Duel, BD de R. Farace

Le livre Agressivité, culpabilité et réparation de Donald W. Winnicott est un livre très complet sur les questions de l’agressivité et la destructivité chez l’humain. Pourquoi a-t-on cette pulsion inhérente à notre développement de détruire?

Dans le ventre de la mère, l’enfant commence à s’agiter en faisant de brusques mouvements, que la mère sent. Nous ne parlons pas encore de « coups » ou « d’agressivité » car à ce stade, le nourrisson ne sait pas encore pourquoi il agit ; ce sont d’abord des raisons motrices. (p.29) Progressivement après la naissance, animé en premier lieu par sa motricité, le jeune enfant découvre qu’il agit sur le monde et que ce dernier réagit.

L’agressivité naît à ce moment-là :

« Ces premiers coups de pied ou de poing amènent le nourrisson à découvrir le monde qui n’est pas son self et marquent le début de sa relation avec les objets externes. On nommera bientôt comportement agressif ce qui, au départ, est une simple impulsion le poussant à bouger et à explorer. Ainsi il y a toujours un lien entre l’agressivité et le moment où l’enfant distingue le self de ce qui n’est pas le self  » (p.30)

Nous avons tous en nous une pulsion agressive, de destructivité, rattachée à une pulsion de soin et d’amour, notamment pour les premiers objets d’amour que sont les figures d’attachement. Cette destructivité peut s’exprimer dans nos rêves, fantasmes, créations artistiques, dans le jeu chez l’enfant (mais aussi dans le jeu théâtral!).

Cependant, le nourrisson n’a pas les capacités à faire face à sa propre destructivité, il a besoin de faire l’expérience qu’elle peut être contenue par son environnement. Le jeune enfant aime sa mère au point de vouloir la dévorer. Il risque alors de la perdre, ce qui génère de l’angoisse. Cependant, lorsque l’environnement familial est présent et sécure, que la mère résiste aux attaques et aux fantasmes de destructivité et reste présente, l’enfant comprend tacitement qu’il aura bien l’occasion d’apporter quelque chose à sa mère, de donner, et donc de réparer. Le sentiment de culpabilité qui naît lui permet d’accepter inconsciemment d’être « méchant », « destructeur » car la possibilité de réparer derrière est possible.

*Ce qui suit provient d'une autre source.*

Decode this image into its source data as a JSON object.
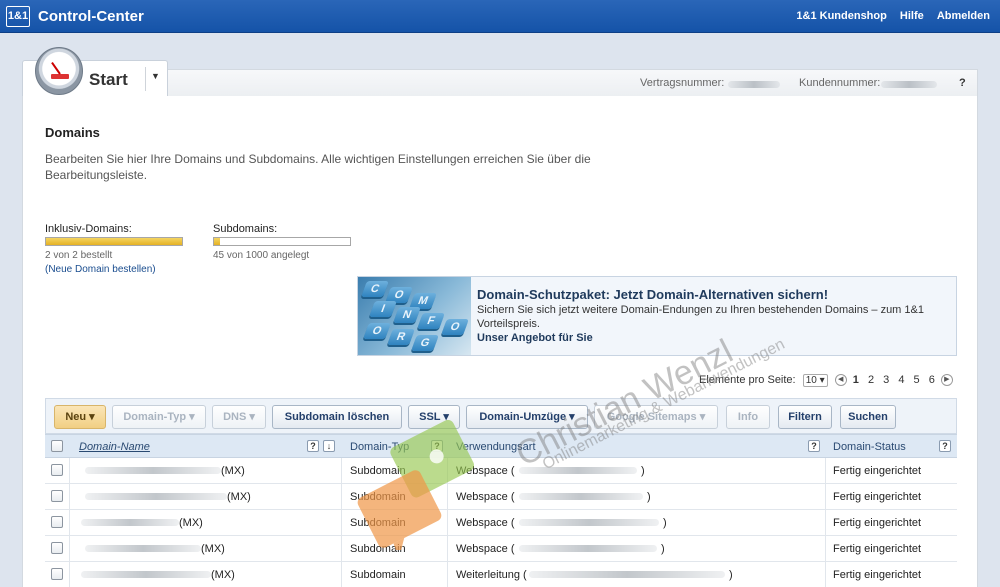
{
  "header": {
    "logo": "1&1",
    "title": "Control-Center",
    "links": [
      "1&1 Kundenshop",
      "Hilfe",
      "Abmelden"
    ]
  },
  "tab": {
    "label": "Start",
    "dropdown_icon": "▼"
  },
  "strip": {
    "contract_label": "Vertragsnummer:",
    "customer_label": "Kundennummer:",
    "help": "?"
  },
  "domains": {
    "title": "Domains",
    "description": "Bearbeiten Sie hier Ihre Domains und Subdomains. Alle wichtigen Einstellungen erreichen Sie über die Bearbeitungsleiste.",
    "inclusive": {
      "label": "Inklusiv-Domains:",
      "sub": "2 von 2 bestellt",
      "fill": 1.0,
      "link": "(Neue Domain bestellen)"
    },
    "subdomains": {
      "label": "Subdomains:",
      "sub": "45 von 1000 angelegt",
      "fill": 0.045
    }
  },
  "promo": {
    "title": "Domain-Schutzpaket: Jetzt Domain-Alternativen sichern!",
    "text": "Sichern Sie sich jetzt weitere Domain-Endungen zu Ihren bestehenden Domains – zum 1&1 Vorteilspreis.",
    "link": "Unser Angebot für Sie",
    "keys": [
      "C",
      "O",
      "M",
      "I",
      "N",
      "F",
      "O",
      "O",
      "R",
      "G"
    ]
  },
  "pager": {
    "label": "Elemente pro Seite:",
    "per_page": "10",
    "pages": [
      "1",
      "2",
      "3",
      "4",
      "5",
      "6"
    ],
    "current": "1"
  },
  "toolbar": {
    "new": "Neu",
    "domain_type": "Domain-Typ",
    "dns": "DNS",
    "delete_sub": "Subdomain löschen",
    "ssl": "SSL",
    "moves": "Domain-Umzüge",
    "sitemaps": "Google Sitemaps",
    "info": "Info",
    "filter": "Filtern",
    "search": "Suchen"
  },
  "table": {
    "columns": [
      "Domain-Name",
      "Domain-Typ",
      "Verwendungsart",
      "Domain-Status"
    ],
    "rows": [
      {
        "name_suffix": "(MX)",
        "type": "Subdomain",
        "usage": "Webspace (",
        "usage_end": ")",
        "status": "Fertig eingerichtet"
      },
      {
        "name_suffix": "(MX)",
        "type": "Subdomain",
        "usage": "Webspace (",
        "usage_end": ")",
        "status": "Fertig eingerichtet"
      },
      {
        "name_suffix": "(MX)",
        "type": "Subdomain",
        "usage": "Webspace (",
        "usage_end": ")",
        "status": "Fertig eingerichtet"
      },
      {
        "name_suffix": "(MX)",
        "type": "Subdomain",
        "usage": "Webspace (",
        "usage_end": ")",
        "status": "Fertig eingerichtet"
      },
      {
        "name_suffix": "(MX)",
        "type": "Subdomain",
        "usage": "Weiterleitung (",
        "usage_end": ")",
        "status": "Fertig eingerichtet"
      }
    ]
  },
  "watermark": {
    "name": "Christian Wenzl",
    "tagline": "Onlinemarketing & Webanwendungen"
  },
  "colors": {
    "header_blue": "#1553a8",
    "bar_yellow": "#e5b225",
    "toolbar_new": "#f1cf83"
  }
}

« Lorsque s’est établie la confiance que ce cycle favorable se répétera et que des occasions se présenteront, la culpabilité relative aux pulsions instinctuelles se modifie à nouveau. C’est alors que nous avons besoin d’un terme plus positif comme celui de « sollicitude« . Le nourrisson est maintenant capable de se sentir impliqué, d’endosser la responsabilité de ses propres pulsions instinctuelles et des fonctions qui sont de leur ressort. Cela fournit l’un des éléments constructifs et fondamentaux du jeu et du travail. Toutefois, dans le processus d’évolution, c’est l’occasion de donner qui a permis que l’enfant soit capable de se sentir impliqué. » (p.48)

Dans son livre, D. W. Winnicott aborde le développement normal et également pathologique de l’enfant dans la construction de l’agressivité et de la culpabilité. Il parle également de la délinquance comme dans un premier temps le besoin d’aller chercher un cadre extérieur.

« Un comportement antisocial n’est parfois rien de plus qu’un S.O.S, le désir d’être maîtrisé par des personnes fermes, aimantes et en qui l’on puisse avoir confiance. (…) dans de nombreux cas le sens de la sécurité n’est pas venu assez tôt dans la vie de l’enfant pour s’incorporer à ce qu’il croit. Lorsqu’il est dirigé fermement, un enfant antisocial peut paraître aller bien, mais donnez-lui la liberté et il éprouve vite la menace de la folie. Alors il s’attaque à la société (sans savoir ce qu’il fait) afin de retrouver un contrôle de l’extérieur. » (p.72)

Référence : Winicott, D. W. (2004). Agressivité, culpabilité et réparation. Paris: Petite Bibliothèque Payot.